Question about Bolzano-Weierstrass theorem for sequences, functions and sets

Question

There are three formulations of the Bolzano-Weierstrass theorem:

• Every infinite and bounded subset $A \subset \mathbb{R}$ has an accumulation point.
• Every bounded sequence $x_n \in \mathbb{R}^{\mathbb{N}}$ has convergent subsequence.
• Continuous function $f: [a,b] \to \mathbb{R}$ on bounded and closed interval $[a,b]$ is bounded and has minimum and maximum.

My question is: How is the first formulation connected to the third? There is obviously a connection between the first and second because the definition of the accumulation point of the sequence is that $M$ is the accumulation point if the sequence has a subsequence that converges to $M$. Still, I do not see what that has to do with the minimum and maximum of function? What is the point here?

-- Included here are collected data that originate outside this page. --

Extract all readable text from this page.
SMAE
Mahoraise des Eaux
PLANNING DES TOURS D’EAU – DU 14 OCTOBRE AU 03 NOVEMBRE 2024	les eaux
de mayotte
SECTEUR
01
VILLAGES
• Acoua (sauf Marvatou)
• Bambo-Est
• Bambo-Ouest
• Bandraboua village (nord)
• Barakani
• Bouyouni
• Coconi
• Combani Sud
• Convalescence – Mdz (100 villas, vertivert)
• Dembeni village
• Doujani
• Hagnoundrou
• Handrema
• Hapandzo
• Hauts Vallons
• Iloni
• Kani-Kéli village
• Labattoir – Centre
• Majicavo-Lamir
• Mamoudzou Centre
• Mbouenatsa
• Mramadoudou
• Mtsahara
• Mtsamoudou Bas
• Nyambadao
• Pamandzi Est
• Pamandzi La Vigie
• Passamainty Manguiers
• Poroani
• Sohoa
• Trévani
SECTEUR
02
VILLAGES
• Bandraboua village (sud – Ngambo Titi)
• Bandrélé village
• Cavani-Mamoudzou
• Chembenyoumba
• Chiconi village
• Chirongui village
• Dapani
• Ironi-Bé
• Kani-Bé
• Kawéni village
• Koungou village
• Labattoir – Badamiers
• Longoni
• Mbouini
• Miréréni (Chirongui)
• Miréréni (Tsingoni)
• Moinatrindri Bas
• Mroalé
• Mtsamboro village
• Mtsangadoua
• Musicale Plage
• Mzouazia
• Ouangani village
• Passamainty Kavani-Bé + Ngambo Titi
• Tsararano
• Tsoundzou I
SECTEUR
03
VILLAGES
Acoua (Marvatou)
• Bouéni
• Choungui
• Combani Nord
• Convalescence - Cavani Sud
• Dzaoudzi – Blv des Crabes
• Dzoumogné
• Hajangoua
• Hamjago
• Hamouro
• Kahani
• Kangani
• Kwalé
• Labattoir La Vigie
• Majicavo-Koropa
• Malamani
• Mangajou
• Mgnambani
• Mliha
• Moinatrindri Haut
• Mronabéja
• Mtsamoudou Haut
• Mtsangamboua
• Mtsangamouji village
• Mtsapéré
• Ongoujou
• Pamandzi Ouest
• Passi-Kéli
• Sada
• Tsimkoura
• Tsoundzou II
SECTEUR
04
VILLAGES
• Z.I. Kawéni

Edit: What I have realized is that the Borel-Lebesgue theorem implies the first formulation here.

Answer 1

$(i)$, $(ii)$ and the Borel-Lebesgue theorem are equivalent, and also equivalent to the statement that the compact subsets of $\mathbb R$ are exactly its closed and bounded subsets.

$(iii)$ is usually thought of as very useful consequence of this fact, with the following proof :

$(i)\Rightarrow (iii)$ Let $f:[a,b]\to \mathbb R$ be a continuous function and $s = \sup_{x\in [a,b]}f(x) \in (-\infty,+\infty]$. There is a sequence $(x_n) $ of numbers in $[a,b]$ such that $\lim_{n\to +\infty} f(x_n) = s$. By $(i)$, it has a convergent subsequence $x_{\varphi(n)}\to x$. Since $f$ is continuous, we have :$$s = \lim_{n\to +\infty} f(x_n) = f(x)$$ Therefore $s<+\infty$ and $f$ reaches its maximum. The proof is identical for the minimum.

However, $(iii)$ can also be read as the statement that segments in $\mathbb R$ are pseudo-compact spaces. It can be proven that compact topological spaces are also pseudo-compact. The converse is not true in general, but holds for metric spaces (such as $\mathbb R$) (see this MathSE post)